I knew without looking that someone was standing at the end of the bed; the only information I did not have in my possession was the identity of this third person in the room. I rolled slowly onto my back and peered into the darkness, my eyes adjusting to the black space. The furnishings came into focus first – the bedside cabinet, the chair by the window, the tall wardrobe standing farther along the same wall – and then the shape of the figure sketched itself into the gloom. It was a man – I was sure of that – and he was standing a foot or so away from the end of the bed with his arms held straight down by his sides.
"Who is it?" I whispered, afraid but curious. The figure shuffled, taking a tiny step either backwards or forward, towards the bed. Then, at last, I recognised the contours of a face I had only ever seen a few times in my life, and each of those was a recent sighting.
The figure at the end of the bed, watching us in silence, was Byron Spinks,
the man accused of killing Kareena Singh (and no doubt, in time, the other two hanged girls).
"Hello, Byron.

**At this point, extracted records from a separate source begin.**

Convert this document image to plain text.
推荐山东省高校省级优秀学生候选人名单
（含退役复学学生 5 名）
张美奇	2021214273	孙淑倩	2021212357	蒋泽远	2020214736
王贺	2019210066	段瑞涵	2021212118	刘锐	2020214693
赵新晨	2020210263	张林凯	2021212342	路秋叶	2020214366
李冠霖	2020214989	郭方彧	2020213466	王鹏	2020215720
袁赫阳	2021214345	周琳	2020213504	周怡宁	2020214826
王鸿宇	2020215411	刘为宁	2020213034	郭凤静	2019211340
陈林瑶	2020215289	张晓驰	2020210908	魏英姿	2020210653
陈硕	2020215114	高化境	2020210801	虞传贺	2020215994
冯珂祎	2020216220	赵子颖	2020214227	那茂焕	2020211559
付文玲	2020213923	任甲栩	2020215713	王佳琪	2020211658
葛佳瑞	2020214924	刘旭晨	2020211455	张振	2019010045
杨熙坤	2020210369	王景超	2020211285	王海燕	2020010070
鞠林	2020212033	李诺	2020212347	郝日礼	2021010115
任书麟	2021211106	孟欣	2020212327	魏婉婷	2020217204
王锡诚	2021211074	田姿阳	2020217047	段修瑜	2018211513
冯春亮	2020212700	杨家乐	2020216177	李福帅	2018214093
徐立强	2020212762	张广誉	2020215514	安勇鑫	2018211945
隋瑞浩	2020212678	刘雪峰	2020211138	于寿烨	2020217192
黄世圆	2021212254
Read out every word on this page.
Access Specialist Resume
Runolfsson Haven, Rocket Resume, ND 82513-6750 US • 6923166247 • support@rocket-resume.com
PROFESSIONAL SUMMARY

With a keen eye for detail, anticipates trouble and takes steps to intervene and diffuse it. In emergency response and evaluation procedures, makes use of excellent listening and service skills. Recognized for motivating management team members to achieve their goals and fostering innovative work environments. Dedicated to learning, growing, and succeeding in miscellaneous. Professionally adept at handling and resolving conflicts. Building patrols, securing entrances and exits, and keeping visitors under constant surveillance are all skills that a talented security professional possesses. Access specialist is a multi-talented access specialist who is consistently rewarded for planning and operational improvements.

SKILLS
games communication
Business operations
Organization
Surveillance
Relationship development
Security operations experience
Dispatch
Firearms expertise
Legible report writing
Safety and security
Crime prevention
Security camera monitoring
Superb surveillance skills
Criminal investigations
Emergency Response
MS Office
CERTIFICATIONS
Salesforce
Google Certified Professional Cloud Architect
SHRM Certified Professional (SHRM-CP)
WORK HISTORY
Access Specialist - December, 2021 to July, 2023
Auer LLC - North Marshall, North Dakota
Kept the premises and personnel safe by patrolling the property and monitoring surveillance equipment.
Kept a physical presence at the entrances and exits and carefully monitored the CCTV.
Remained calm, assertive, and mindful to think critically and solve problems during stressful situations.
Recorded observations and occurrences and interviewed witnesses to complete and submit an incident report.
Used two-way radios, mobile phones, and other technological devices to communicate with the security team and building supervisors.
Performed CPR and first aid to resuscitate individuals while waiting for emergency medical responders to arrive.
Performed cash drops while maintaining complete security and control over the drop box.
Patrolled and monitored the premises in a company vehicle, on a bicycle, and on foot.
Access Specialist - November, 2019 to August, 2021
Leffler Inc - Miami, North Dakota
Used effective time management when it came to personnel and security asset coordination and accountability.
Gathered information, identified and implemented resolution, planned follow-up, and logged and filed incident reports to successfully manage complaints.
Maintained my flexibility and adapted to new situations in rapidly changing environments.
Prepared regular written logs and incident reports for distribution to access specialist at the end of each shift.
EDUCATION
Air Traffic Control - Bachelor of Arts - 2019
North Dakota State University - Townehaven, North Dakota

What can I do for you?" I held the panic inside, wondering how on earth he had managed to escape from the jail, and why Tebbit had not called to warn me that the man was on the run. Then, as I came fully awake, I began to realise my mistake. This was not really Byron Spinks before me. It was his ghost. Byron Spinks was dead, and like so many others in his position, he had come to see me.
I climbed out of bed and walked towards Spinks, acting much stronger and more confident than I actually felt. He turned and moved towards the bathroom. The door opened before him, swinging outward before he had even reached it, and the light came on. The illumination was meagre, barely real light at all: more like a torpid flame flickering from a place I did not want to see. I noticed that Spinks was naked, and that he had blood on his back.